Si Lorca y Juan Ramón no hubieran sido poetas, si no supiera quiénes son Mortadelo, Forges, Mafalda o Julio Verne; si no conociera el nombre de la rosa, que el coronel no tiene quien le escriba, que hay una edad prohibida y que no es poco que amanezca, hoy no me gustaría este cielo color gris invierno que asoma por entre la niebla.
Aunque puede que este lejano razonamiento no te parezca acertado. Porque la distancia con la que se piensan las causas emborrona un poco la claridad de los efectos. Así que me acercaré un poco más con otro ejemplo.
Si tú no fueses como eres, yo no sería como soy. Si no me hubieses mirado nunca, nunca habría visto lo que ahora veo en ti a todas horas. Si tú no quisieras leerme, yo jamás habría podido escribir lo que he escrito.
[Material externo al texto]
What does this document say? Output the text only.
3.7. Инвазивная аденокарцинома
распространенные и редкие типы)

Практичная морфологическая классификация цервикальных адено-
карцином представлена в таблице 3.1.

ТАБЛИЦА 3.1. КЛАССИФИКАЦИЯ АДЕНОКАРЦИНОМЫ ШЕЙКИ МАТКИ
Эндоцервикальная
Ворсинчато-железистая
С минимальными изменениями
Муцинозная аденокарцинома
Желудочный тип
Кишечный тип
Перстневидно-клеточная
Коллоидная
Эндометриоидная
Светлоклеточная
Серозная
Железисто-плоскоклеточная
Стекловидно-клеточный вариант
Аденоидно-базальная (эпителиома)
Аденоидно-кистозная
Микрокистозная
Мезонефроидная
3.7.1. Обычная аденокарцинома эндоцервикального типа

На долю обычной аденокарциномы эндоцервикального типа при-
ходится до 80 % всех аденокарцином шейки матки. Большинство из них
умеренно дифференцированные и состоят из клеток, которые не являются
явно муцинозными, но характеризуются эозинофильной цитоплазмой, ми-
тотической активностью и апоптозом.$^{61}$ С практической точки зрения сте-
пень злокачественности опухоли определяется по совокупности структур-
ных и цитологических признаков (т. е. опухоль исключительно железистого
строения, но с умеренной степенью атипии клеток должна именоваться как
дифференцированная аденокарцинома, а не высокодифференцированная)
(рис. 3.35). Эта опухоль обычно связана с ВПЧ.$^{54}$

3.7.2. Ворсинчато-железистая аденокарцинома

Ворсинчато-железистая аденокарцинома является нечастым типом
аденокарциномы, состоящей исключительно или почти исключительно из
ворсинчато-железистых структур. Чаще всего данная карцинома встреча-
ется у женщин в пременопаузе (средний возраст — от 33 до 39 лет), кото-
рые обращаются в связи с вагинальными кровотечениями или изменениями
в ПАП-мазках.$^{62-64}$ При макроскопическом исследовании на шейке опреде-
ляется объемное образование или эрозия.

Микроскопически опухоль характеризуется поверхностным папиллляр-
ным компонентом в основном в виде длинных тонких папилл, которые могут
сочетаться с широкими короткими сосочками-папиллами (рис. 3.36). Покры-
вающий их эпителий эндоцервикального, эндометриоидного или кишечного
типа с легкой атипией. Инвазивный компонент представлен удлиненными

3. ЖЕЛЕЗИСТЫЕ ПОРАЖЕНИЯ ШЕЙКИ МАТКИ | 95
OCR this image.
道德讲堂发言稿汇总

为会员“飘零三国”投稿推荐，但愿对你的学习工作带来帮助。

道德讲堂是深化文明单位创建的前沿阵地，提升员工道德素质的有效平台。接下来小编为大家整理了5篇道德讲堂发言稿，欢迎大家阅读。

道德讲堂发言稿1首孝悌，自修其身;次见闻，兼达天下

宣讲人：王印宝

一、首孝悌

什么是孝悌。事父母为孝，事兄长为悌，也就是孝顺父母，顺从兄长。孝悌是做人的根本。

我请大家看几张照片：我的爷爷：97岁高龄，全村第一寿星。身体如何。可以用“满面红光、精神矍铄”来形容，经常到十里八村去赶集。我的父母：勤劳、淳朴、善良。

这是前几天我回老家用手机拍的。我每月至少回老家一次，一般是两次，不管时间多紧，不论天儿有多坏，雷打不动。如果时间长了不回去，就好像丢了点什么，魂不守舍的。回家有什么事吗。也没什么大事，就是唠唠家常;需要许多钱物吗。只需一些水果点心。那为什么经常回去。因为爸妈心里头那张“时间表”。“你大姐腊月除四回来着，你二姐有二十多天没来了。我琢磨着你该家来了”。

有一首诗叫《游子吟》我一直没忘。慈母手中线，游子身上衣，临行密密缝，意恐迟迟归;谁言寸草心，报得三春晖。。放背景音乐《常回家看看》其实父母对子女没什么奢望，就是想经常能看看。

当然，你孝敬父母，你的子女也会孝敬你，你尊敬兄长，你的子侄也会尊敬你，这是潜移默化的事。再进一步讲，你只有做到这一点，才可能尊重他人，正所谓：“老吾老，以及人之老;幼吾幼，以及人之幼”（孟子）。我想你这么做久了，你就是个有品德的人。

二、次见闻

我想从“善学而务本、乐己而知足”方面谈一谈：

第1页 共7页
Esta es otra de las tantas deudas que tengo contigo. Y quedan por venir algunas más, esparcidas en instantes en los que aún ni siquiera sabes que estarás y yo ni siquiera sé si seguiré siendo el mismo.
Sólo me queda decirte que no las olvido.
Preguntas
Después de tantas despedidas, después de la montaña rusa, después de agotado el sol. Después de este intercambio en zigzag de corazones y picas, después de tantos vaivenes, después de tantas idas y venidas, se desató el error. Debió ocurrir en un cambio de guardia, cuando el adolescente interior se sale de la garita a amasar el humo y a estirar los dedos sobre las teclas.
Entonces cometí un desliz imperdonable al preguntarle, con un humor absurdo al que ahora no le veo la gracia, si tenía previsto olvidarme.
-De momento, no -contestó, y enseguida cambió de asunto.
Sobrevino de golpe el nudo, sonaron las alarmas de luz naranja y el reloj se interpuso para darme un respiro que no podía ocultar que encerraba una excusa imposible. ¡Qué puñetera manía suya la de la sinceridad! ¿Qué le hubiera costado mentirme?